Deste modo, o dispositivo estaria ordenando uma espécie de presunção de má-fé 
por parte do terceiro que de boa-fé acreditou tratar-se de ato legítimo da pessoa 
jurídica, o que na realidade era excesso de seu administrador. De todo modo, a 
obrigação é imputável somente ao representante da sociedade. 
 Todavia, o autor (SMITH, 2009) prossegue dizendo que, caso a Teoria da 
Aparência fosse realmente aplicada na situação em apreço, primeiro deveria a 
sociedade cumprir com suas obrigações, para depois então pleitear em face de seu 
administrador que agiu em dissonância com seus poderes previamente constituídos. 

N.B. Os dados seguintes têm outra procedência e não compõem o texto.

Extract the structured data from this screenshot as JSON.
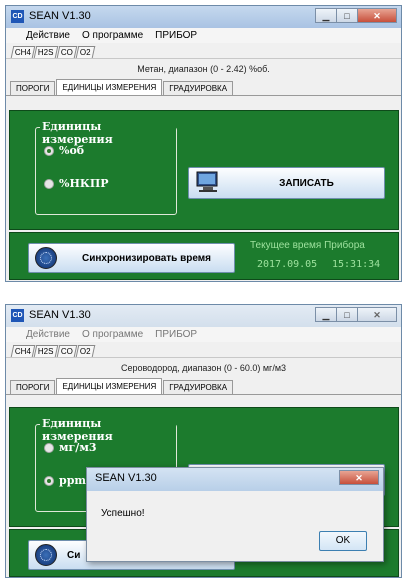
{
  "windows": [
    {
      "title": "SEAN V1.30",
      "menu": [
        "Действие",
        "О программе",
        "ПРИБОР"
      ],
      "gas_tabs": [
        "CH4",
        "H2S",
        "CO",
        "O2"
      ],
      "range_text": "Метан, диапазон (0 - 2.42) %об.",
      "main_tabs": [
        "ПОРОГИ",
        "ЕДИНИЦЫ ИЗМЕРЕНИЯ",
        "ГРАДУИРОВКА"
      ],
      "selected_main_tab": "ЕДИНИЦЫ ИЗМЕРЕНИЯ",
      "units_group_title": "Единицы измерения",
      "unit_options": [
        "%об",
        "%НКПР"
      ],
      "selected_unit": "%об",
      "write_button": "ЗАПИСАТЬ",
      "sync_button": "Синхронизировать время",
      "device_time_label": "Текущее время Прибора",
      "device_date": "2017.09.05",
      "device_time": "15:31:34"
    },
    {
      "title": "SEAN V1.30",
      "menu": [
        "Действие",
        "О программе",
        "ПРИБОР"
      ],
      "gas_tabs": [
        "CH4",
        "H2S",
        "CO",
        "O2"
      ],
      "range_text": "Сероводород, диапазон (0 - 60.0) мг/м3",
      "main_tabs": [
        "ПОРОГИ",
        "ЕДИНИЦЫ ИЗМЕРЕНИЯ",
        "ГРАДУИРОВКА"
      ],
      "selected_main_tab": "ЕДИНИЦЫ ИЗМЕРЕНИЯ",
      "units_group_title": "Единицы измерения",
      "unit_options": [
        "мг/м3",
        "ppm"
      ],
      "selected_unit": "ppm",
      "sync_button_partial": "Си"
    }
  ],
  "dialog": {
    "title": "SEAN V1.30",
    "message": "Успешно!",
    "ok_button": "OK"
  },
  "colors": {
    "panel_green": "#1c7b2d",
    "title_active": "#a9c3e3",
    "time_text": "#9ee29e"
  }
}
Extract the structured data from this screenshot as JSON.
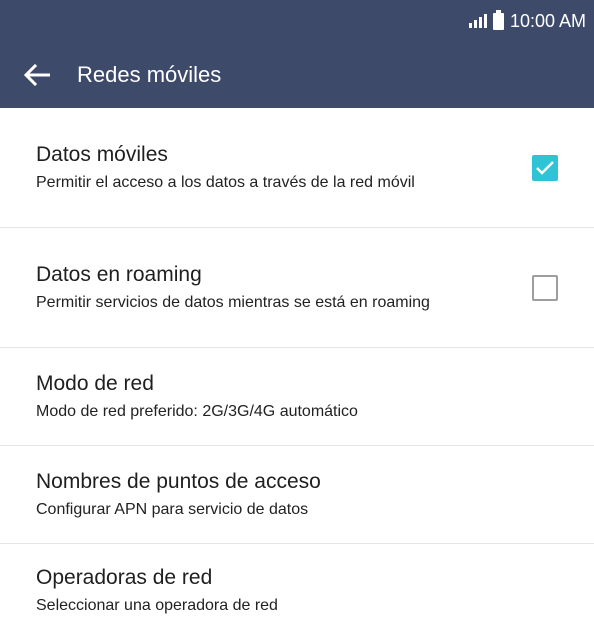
{
  "status_bar": {
    "time": "10:00 AM",
    "signal_icon": "signal-bars-icon",
    "battery_icon": "battery-icon"
  },
  "app_bar": {
    "title": "Redes móviles",
    "back_icon": "arrow-left-icon"
  },
  "settings": [
    {
      "title": "Datos móviles",
      "subtitle": "Permitir el acceso a los datos a través de la red móvil",
      "checkbox": true,
      "checked": true
    },
    {
      "title": "Datos en roaming",
      "subtitle": "Permitir servicios de datos mientras se está en roaming",
      "checkbox": true,
      "checked": false
    },
    {
      "title": "Modo de red",
      "subtitle": "Modo de red preferido: 2G/3G/4G automático",
      "checkbox": false
    },
    {
      "title": "Nombres de puntos de acceso",
      "subtitle": "Configurar APN para servicio de datos",
      "checkbox": false
    },
    {
      "title": "Operadoras de red",
      "subtitle": "Seleccionar una operadora de red",
      "checkbox": false
    }
  ],
  "colors": {
    "header": "#3d4a6a",
    "accent": "#2ec4d6"
  }
}
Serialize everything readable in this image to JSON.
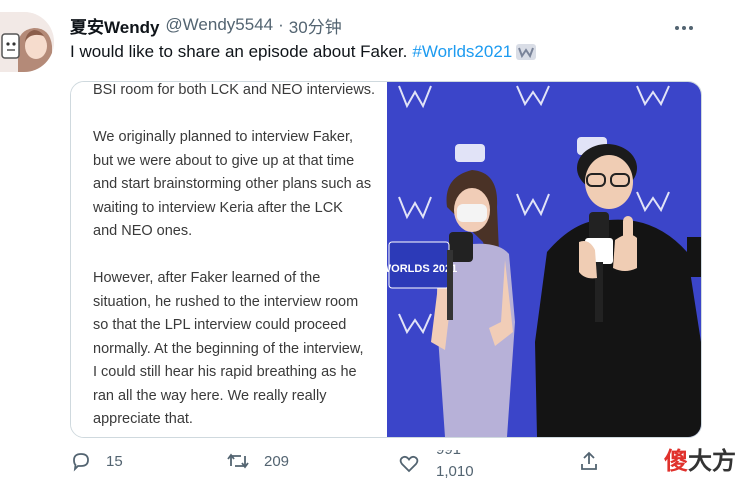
{
  "author": {
    "display_name": "夏安Wendy",
    "handle": "@Wendy5544",
    "separator": "·",
    "time": "30分钟"
  },
  "tweet": {
    "text": "I would like to share an episode about Faker.",
    "hashtag": "#Worlds2021"
  },
  "media": {
    "text_panel": {
      "paragraph_0": "BSI room for both LCK and NEO interviews.",
      "paragraph_1": "We originally planned to interview Faker,\nbut we were about to give up at that time\nand start brainstorming other plans such as\nwaiting to interview Keria after the LCK\nand NEO ones.",
      "paragraph_2": "However, after Faker learned of the\nsituation, he rushed to the interview room\nso that the LPL interview could proceed\nnormally. At the beginning of the interview,\nI could still hear his rapid breathing as he\nran all the way here. We really really\nappreciate that."
    },
    "photo": {
      "mic_flag_text": "WORLDS 2021",
      "background_color": "#3b45c9"
    }
  },
  "actions": {
    "reply_count": "15",
    "retweet_count": "209",
    "like_count": "1,010",
    "like_count_old": "991"
  },
  "watermark": {
    "first_char": "傻",
    "rest": "大方"
  },
  "colors": {
    "accent": "#1d9bf0",
    "secondary_text": "#536471",
    "primary_text": "#0f1419"
  },
  "icons": {
    "reply": "speech-bubble-icon",
    "retweet": "retweet-arrows-icon",
    "like": "heart-icon",
    "share": "upload-arrow-icon",
    "more": "ellipsis-icon",
    "emoji": "worlds-emoji-icon"
  }
}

Não é o que se entende da leitura do Enunciado 219, tendo em vista que o terceiro 
de boa-fé voltar-se-á contra o indivíduo que se fez parecer representante para exigir 
o cumprimento da obrigação, e não contra a sociedade que, por aparência, 
participou do ato. Trata-se de uma proteção relativa à segurança jurídica do terceiro 
31 
 
de boa-fé, tendo em vista que, como já relatado no histórico da teoria ultra vires, 
houve o tempo em que o ato além das forças da sociedade era simplesmente nulo, 
não surtindo nenhum efeito no mundo jurídico, incluindo o terceiro e o representante 
da sociedade. 
 Smith (2009) anota ainda que, em que pese a presença da teoria ultra vires 
no ordenamento jurídico brasileiro, frequentemente os julgadores têm se utilizado da 
Teoria da Aparência no que atine aos vários tipos de negócios aparentes, com o 
intuito de tutelar a segurança do público nas relações empresariais, resguardar o 
terceiro de boa-fé, que se encontra desobrigado de consultar, a toda operação 
mercantil, o ato constitutivo da empresa a fim de verificar os poderes do 
administrador com quem se trata a fim de firmar o pacto jurídico. Conclui que a 
aplicação do art. 1.015, Parágrafo único, III do Código Civil deverá ser aplicada 
somente na ocorrência de negócios avantajados, nos quais o terceiro não pode 
alegar a confiança na mera aparência do representante, tendo em vista que o valor 
tratado suplanta largamente o valor despendido nas diligências necessárias para 
consultar o contrato social da sociedade. 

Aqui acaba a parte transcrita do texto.